In this guide, we will add a Novu Bridge Endpoint to a Nuxt application and send our first test workflow.

1

Run the Local Studio

The Local Studio is where you will build your notification workflows and craft the controls that will be exposed for your non-technical peers to maintain after your workflow is pushed to your Development or Production environments.

npx novu@latest dev

The dev command is your go-to command whenever you want to build and preview your changes before syncing to cloud. By default, it will start a secure tunnel that our durable cloud workflow engine will be able to communicate with, and the Local Studio web service listening on http://localhost:2022

2

Install Packages

npm install @novu/framework zod zod-to-json-schema

This will install the following packages

  • @novu/framework SDK Package
  • Zod (Recommended) - For end-to-end type safety for your Payload and Step Controls
3

Add a Novu API Endpoint

import { serve } from '@novu/framework/nuxt';
import { testWorkflow } from "../novu/workflows";

export default defineEventHandler(serve({ workflows: [myWorkflow] }));
4

Add a Novu Secret Key Environment Variable

Add NOVU_SECRET_KEY environment variable to your .env

NOVU_SECRET_KEY=<NOVU_SECRET_KEY>
5

Create your workflow definition

Add a novu folder in your app folder as such app/server/api/novu.ts that will contain your workflow definitions.

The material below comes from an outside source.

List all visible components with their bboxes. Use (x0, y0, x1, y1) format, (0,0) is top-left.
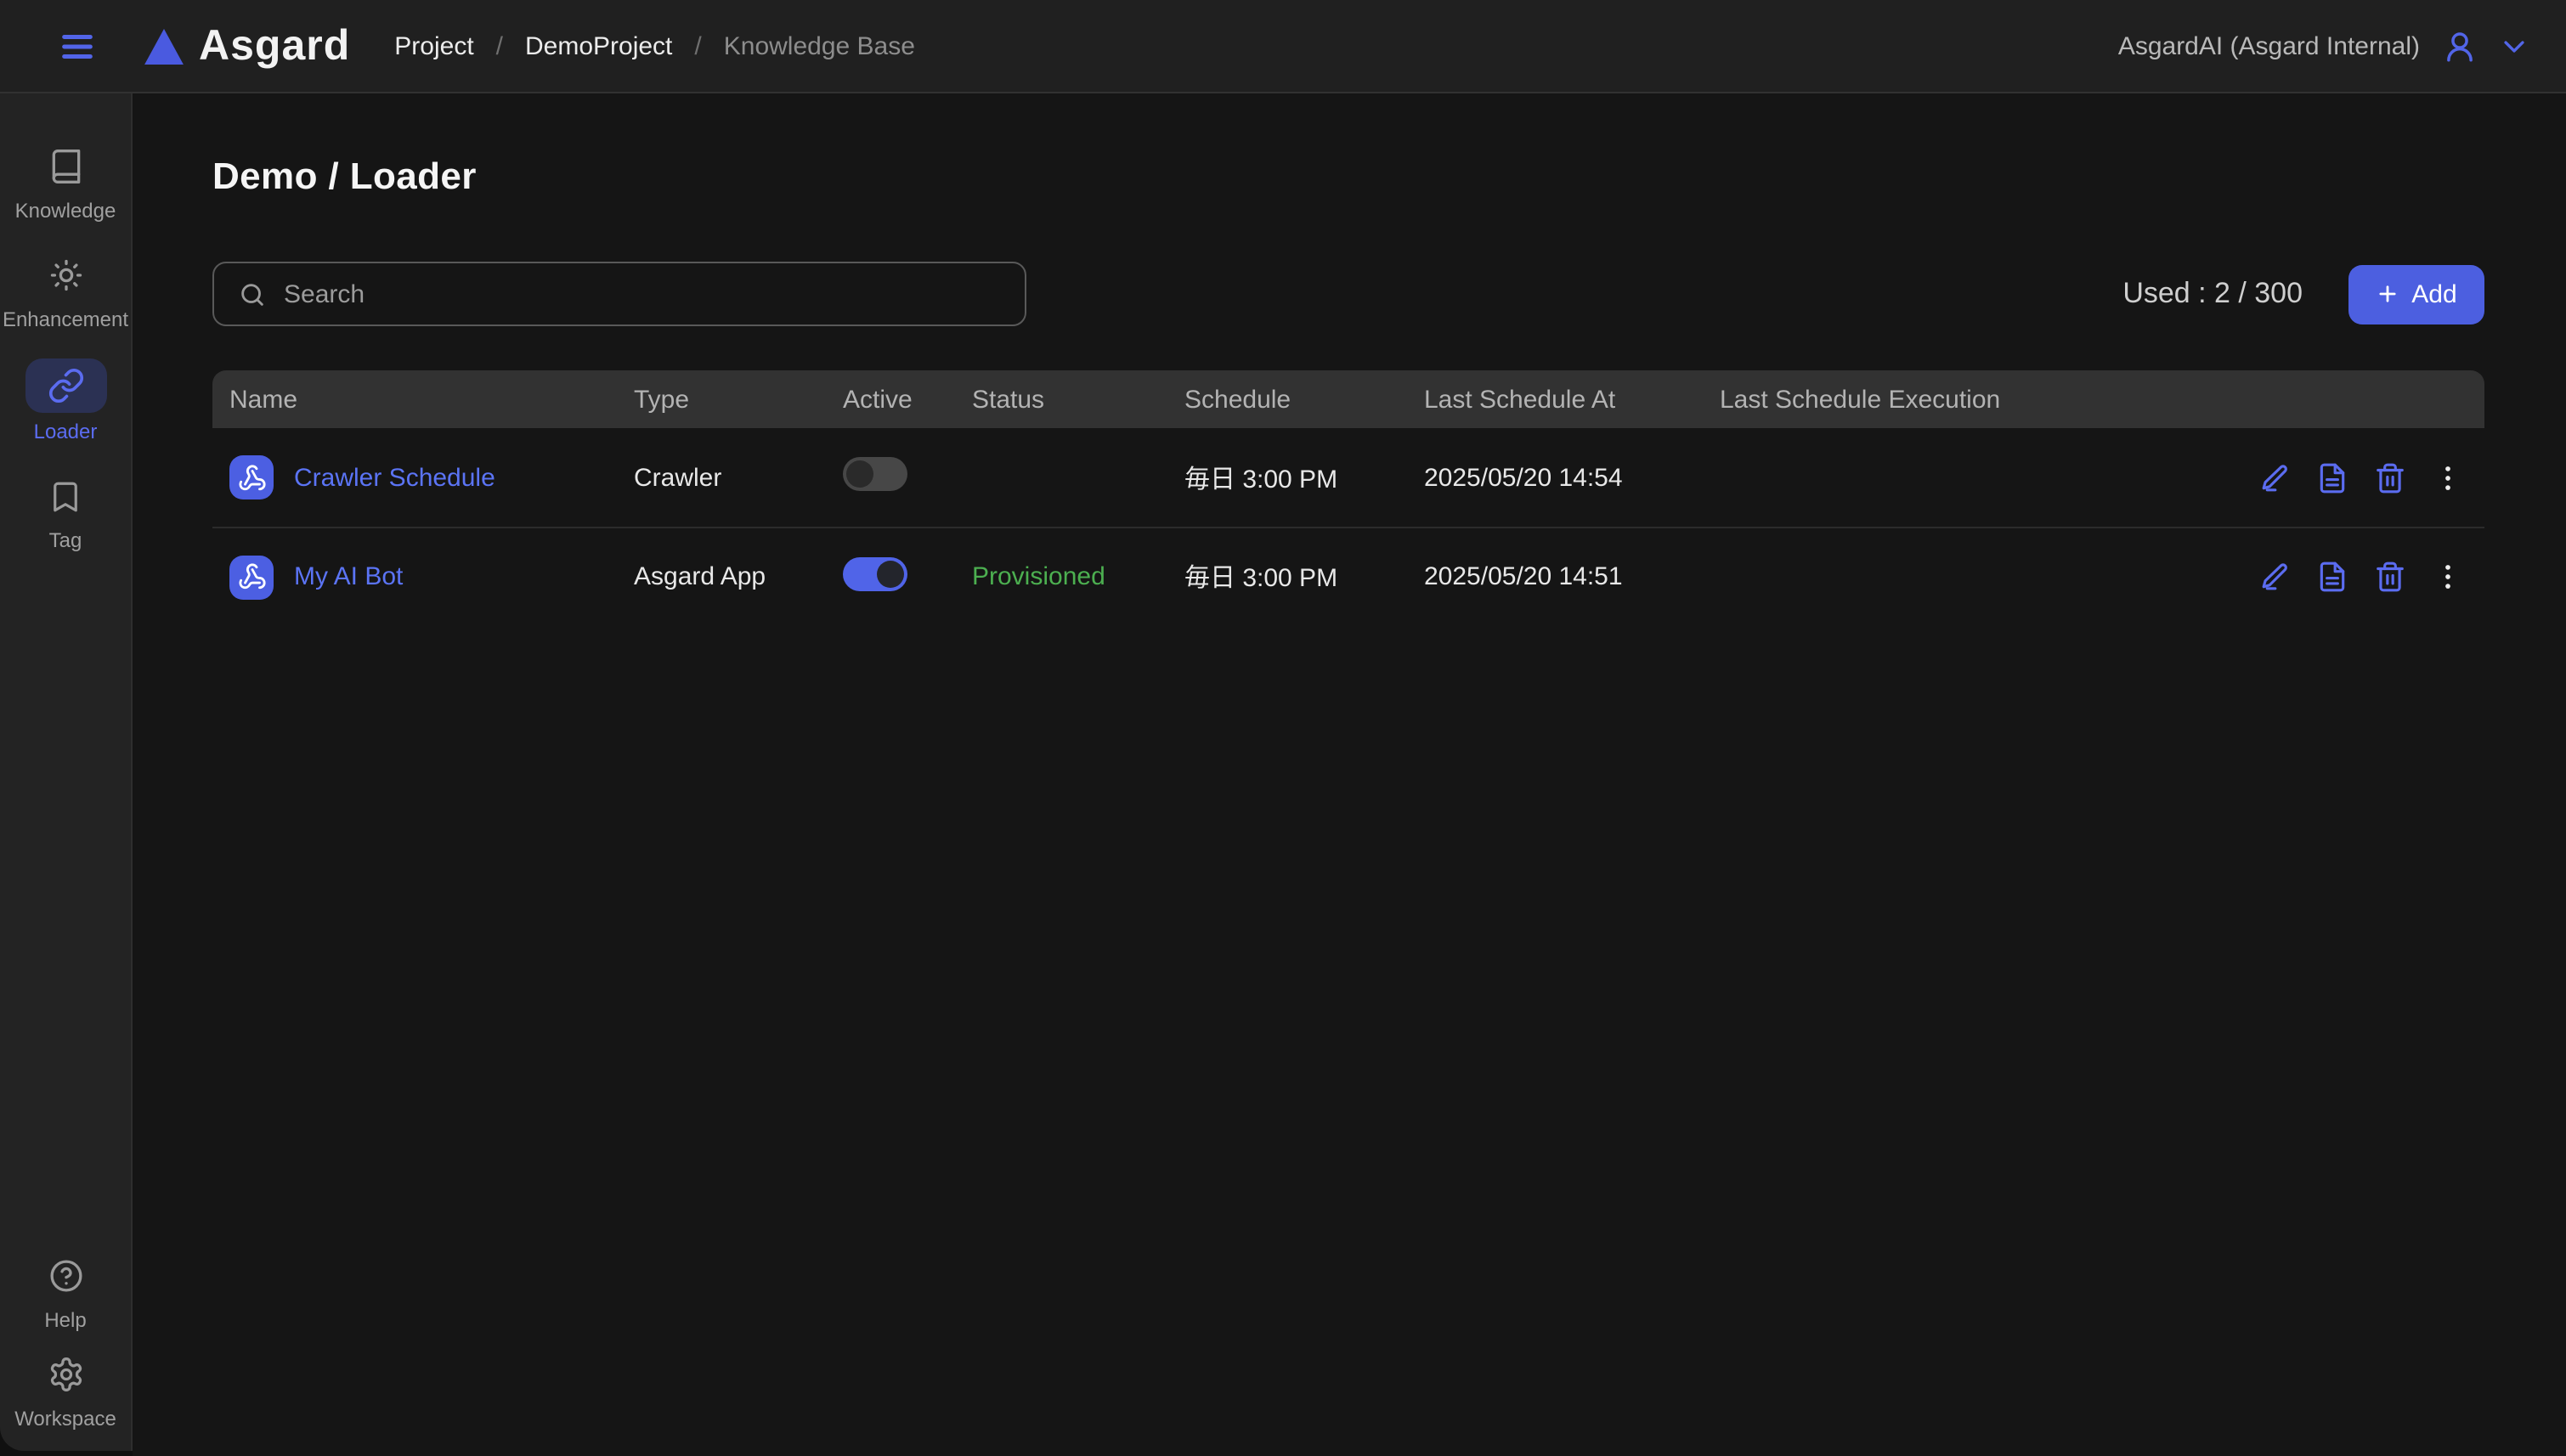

import { workflow } from '@novu/framework';
import { z } from 'zod';

export const testWorkflow = workflow('test-workflow', async ({ step, payload }) => {
    await step.email('send-email', async (controls) => {
        return {
            subject: controls.subject,
            body: 'This is your first Novu Email ' + payload.userName,
        };
    },
    {
        controlSchema: z.object({
            subject: z.string().default('A Successful Test on Novu from {{userName}}'),
        }),
    });
}, {
    payloadSchema: z.object({
        userName: z.string().default('John Doe'),
    }),
});
6

Start your application

Start your Nuxt application with the Novu Endpoint configured.

cd my-novu-app && npm run dev

Nuxt application default port is 3000. For that to work, restart Novu Studio and point it to the right port:

npx novu@latest dev --port <YOUR_NUXT_PORT>
7

Test your workflow

After your application is up and running, visit the Local Studio interface that was started on http://localhost:2022 by running the npx novu dev command on the first step.

The onboarding guide will guide you to send the newly created sample workflow to your e-mail address.

8

Deploy your application

Once you have finished refining your first workflow, it’s time to sync your local changes to Novu Cloud. Novu recommends deploying your workflows similarly to how you will deploy the features that generate those notifications using your CI/CD pipeline or our CLI command.